Optimising risk-based surveillance for early detection of invasive plant pathogens

Authors: MASTIN, ALEXANDER - University Of Salford; Gottwald, Timothy; VAN DEN BOSCH, FRANK - University Of Salford; CUNNIFFE, NIK - University Of Cambridge; PARNELL, STEPHEN - University Of Salford

Submitted to: PLoS Biology
Publication Type: Peer Reviewed Journal
Publication Acceptance Date: 9/14/2020
Publication Date: 10/12/2020
Citation: Mastin, A.J., Gottwald, T.R., van den Bosch, F., Cunniffe, N.J., Parnell, S.R. 2020. Optimising risk-based surveillance for early detection of invasive plant pathogens. PLoS Biology. 18(10): e3000863. https://doi.org/10.1371/journal.pbio.3000863.
DOI: https://doi.org/10.1371/journal.pbio.3000863

Interpretive Summary: Emerging infectious diseases of plants continue to devastate agricultural commodities and ecosystems worldwide. Effective management requires the development of survey strategies to detect epidemics at an early stage before they spread and become unmanageable.
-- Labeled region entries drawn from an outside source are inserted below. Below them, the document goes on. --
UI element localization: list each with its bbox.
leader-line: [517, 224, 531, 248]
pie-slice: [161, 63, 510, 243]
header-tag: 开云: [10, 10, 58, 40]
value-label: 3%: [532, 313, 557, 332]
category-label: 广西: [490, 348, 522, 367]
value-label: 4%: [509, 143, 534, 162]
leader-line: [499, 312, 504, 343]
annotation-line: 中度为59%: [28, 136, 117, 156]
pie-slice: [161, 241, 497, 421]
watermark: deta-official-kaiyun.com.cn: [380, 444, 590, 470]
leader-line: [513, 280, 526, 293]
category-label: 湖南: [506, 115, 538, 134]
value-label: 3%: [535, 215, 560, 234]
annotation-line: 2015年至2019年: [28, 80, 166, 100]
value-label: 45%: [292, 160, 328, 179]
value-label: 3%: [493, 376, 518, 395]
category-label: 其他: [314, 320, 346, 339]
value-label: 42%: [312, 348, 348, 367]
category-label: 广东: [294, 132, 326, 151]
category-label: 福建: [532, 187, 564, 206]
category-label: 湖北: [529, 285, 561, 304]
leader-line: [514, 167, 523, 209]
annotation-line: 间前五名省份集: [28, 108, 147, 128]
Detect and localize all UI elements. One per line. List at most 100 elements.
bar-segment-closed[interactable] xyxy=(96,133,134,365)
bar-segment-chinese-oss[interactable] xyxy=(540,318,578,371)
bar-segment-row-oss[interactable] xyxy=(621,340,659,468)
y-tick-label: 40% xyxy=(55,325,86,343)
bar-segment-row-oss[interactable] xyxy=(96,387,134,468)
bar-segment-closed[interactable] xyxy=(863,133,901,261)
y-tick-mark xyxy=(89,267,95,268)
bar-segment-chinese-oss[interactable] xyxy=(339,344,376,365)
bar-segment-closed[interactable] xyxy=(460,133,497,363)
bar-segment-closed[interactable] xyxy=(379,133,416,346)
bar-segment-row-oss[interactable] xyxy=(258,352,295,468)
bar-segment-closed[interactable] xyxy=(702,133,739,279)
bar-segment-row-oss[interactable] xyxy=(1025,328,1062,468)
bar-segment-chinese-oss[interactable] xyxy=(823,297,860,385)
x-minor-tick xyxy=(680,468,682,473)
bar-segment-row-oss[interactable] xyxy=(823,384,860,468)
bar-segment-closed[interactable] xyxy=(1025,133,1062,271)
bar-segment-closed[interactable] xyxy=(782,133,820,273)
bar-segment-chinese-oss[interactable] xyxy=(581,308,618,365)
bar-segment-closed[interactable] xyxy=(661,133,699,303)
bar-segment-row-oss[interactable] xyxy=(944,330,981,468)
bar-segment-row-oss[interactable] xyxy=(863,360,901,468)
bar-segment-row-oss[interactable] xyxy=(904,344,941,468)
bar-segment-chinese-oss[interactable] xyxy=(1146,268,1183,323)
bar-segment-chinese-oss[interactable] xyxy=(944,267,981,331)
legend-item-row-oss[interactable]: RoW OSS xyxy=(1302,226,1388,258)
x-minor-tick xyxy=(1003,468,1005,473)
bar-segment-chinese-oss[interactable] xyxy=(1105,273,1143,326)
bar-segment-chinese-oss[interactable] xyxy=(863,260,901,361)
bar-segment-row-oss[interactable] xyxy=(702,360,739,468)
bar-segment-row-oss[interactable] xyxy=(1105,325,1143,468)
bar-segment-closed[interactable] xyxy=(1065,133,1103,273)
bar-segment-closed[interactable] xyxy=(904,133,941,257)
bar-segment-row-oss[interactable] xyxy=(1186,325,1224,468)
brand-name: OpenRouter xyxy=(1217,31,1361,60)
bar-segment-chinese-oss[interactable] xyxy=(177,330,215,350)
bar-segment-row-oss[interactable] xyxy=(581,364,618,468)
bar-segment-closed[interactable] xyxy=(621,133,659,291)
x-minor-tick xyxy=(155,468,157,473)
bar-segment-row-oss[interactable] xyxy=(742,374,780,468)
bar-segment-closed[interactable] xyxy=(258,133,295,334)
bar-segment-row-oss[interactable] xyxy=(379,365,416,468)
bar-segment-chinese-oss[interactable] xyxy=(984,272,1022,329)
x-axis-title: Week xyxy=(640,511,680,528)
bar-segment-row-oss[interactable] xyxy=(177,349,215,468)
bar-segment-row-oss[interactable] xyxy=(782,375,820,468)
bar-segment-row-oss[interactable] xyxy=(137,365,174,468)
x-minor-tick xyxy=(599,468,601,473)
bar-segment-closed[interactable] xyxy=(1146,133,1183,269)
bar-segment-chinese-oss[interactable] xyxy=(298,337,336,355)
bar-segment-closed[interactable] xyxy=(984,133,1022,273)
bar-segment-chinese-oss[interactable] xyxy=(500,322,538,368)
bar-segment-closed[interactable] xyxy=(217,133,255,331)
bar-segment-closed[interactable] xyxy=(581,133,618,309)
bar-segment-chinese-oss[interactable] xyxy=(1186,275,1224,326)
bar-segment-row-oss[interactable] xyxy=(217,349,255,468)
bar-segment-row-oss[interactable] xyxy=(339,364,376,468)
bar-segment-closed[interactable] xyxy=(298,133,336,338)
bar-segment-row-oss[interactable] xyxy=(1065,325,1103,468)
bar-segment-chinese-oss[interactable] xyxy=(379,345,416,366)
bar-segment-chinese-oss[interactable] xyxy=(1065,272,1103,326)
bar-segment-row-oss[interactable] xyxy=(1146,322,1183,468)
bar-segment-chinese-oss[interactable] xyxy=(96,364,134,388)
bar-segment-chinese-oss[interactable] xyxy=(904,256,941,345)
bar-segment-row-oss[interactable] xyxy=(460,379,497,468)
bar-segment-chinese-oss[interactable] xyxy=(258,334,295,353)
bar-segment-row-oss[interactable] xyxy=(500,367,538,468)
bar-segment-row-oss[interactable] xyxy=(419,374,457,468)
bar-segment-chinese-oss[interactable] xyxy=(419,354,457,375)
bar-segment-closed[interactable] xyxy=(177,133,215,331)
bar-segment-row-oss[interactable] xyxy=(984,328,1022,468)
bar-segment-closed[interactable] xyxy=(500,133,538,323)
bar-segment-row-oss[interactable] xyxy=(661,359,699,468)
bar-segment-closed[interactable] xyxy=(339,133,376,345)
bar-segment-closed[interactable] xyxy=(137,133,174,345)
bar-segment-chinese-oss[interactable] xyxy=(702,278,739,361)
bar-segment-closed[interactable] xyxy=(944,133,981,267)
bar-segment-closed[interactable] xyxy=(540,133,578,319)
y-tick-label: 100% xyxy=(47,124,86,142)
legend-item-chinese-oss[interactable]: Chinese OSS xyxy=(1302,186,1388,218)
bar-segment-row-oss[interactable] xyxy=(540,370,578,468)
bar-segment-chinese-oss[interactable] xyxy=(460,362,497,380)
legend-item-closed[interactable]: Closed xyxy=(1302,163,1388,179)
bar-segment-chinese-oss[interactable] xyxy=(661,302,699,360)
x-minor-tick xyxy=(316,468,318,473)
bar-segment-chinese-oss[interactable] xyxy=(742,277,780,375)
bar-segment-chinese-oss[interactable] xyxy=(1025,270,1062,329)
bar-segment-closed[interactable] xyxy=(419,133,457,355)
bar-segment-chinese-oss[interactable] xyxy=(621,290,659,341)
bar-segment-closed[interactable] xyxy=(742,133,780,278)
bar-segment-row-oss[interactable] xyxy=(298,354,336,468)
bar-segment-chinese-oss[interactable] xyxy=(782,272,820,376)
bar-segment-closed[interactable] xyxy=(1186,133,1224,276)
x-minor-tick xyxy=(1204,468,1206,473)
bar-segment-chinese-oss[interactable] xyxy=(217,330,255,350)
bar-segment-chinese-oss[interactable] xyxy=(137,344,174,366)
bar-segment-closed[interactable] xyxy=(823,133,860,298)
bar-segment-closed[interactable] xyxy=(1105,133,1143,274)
Many surveillance methods have been developed but it remains unclear how best to target available surveillance resources to achieve adequate management. We demonstrate a method that captures characteristics of pathogen entry and subsequent spread combined with a mathematical model for optimal detection. The model determines where to best deploy surveyors to maximize the probability of detecting an invading epidemic. We use the example of the severe citrus disease, huanglongbing, currently devastating citrus industries worldwide. We show how our new approach outperforms conventional methods of surveillance. This method will be useful to federal, state and international regulatory agencies faced with the daunting task of how best to optimally survey for new and emerging plant disease with minimal resources.

Technical Abstract: Emerging infectious diseases of plants continue to devastate ecosystems and livelihoods worldwide. Effective management requires surveillance to detect epidemics at an early stage. However, despite the increasing use of risk-based surveillance programs in plant health, it remains unclear how best to target surveillance resources to achieve this. We combine a spatially explicit model of pathogen entry and spread with a statistical model of detection and use a stochastic optimisation routine to identify which arrangement of surveillance sites maximises the probability of detecting an invading epidemic. Our approach reveals that it is not always optimal to target the highest risk sites, and that the optimal strategy differs depending on, not only patterns of pathogen entry and spread, but also the choice of detection method. We use the example of the economically important arboreal disease huanglongbing to demonstrate how our approach outperforms conventional methods of targeted surveillance.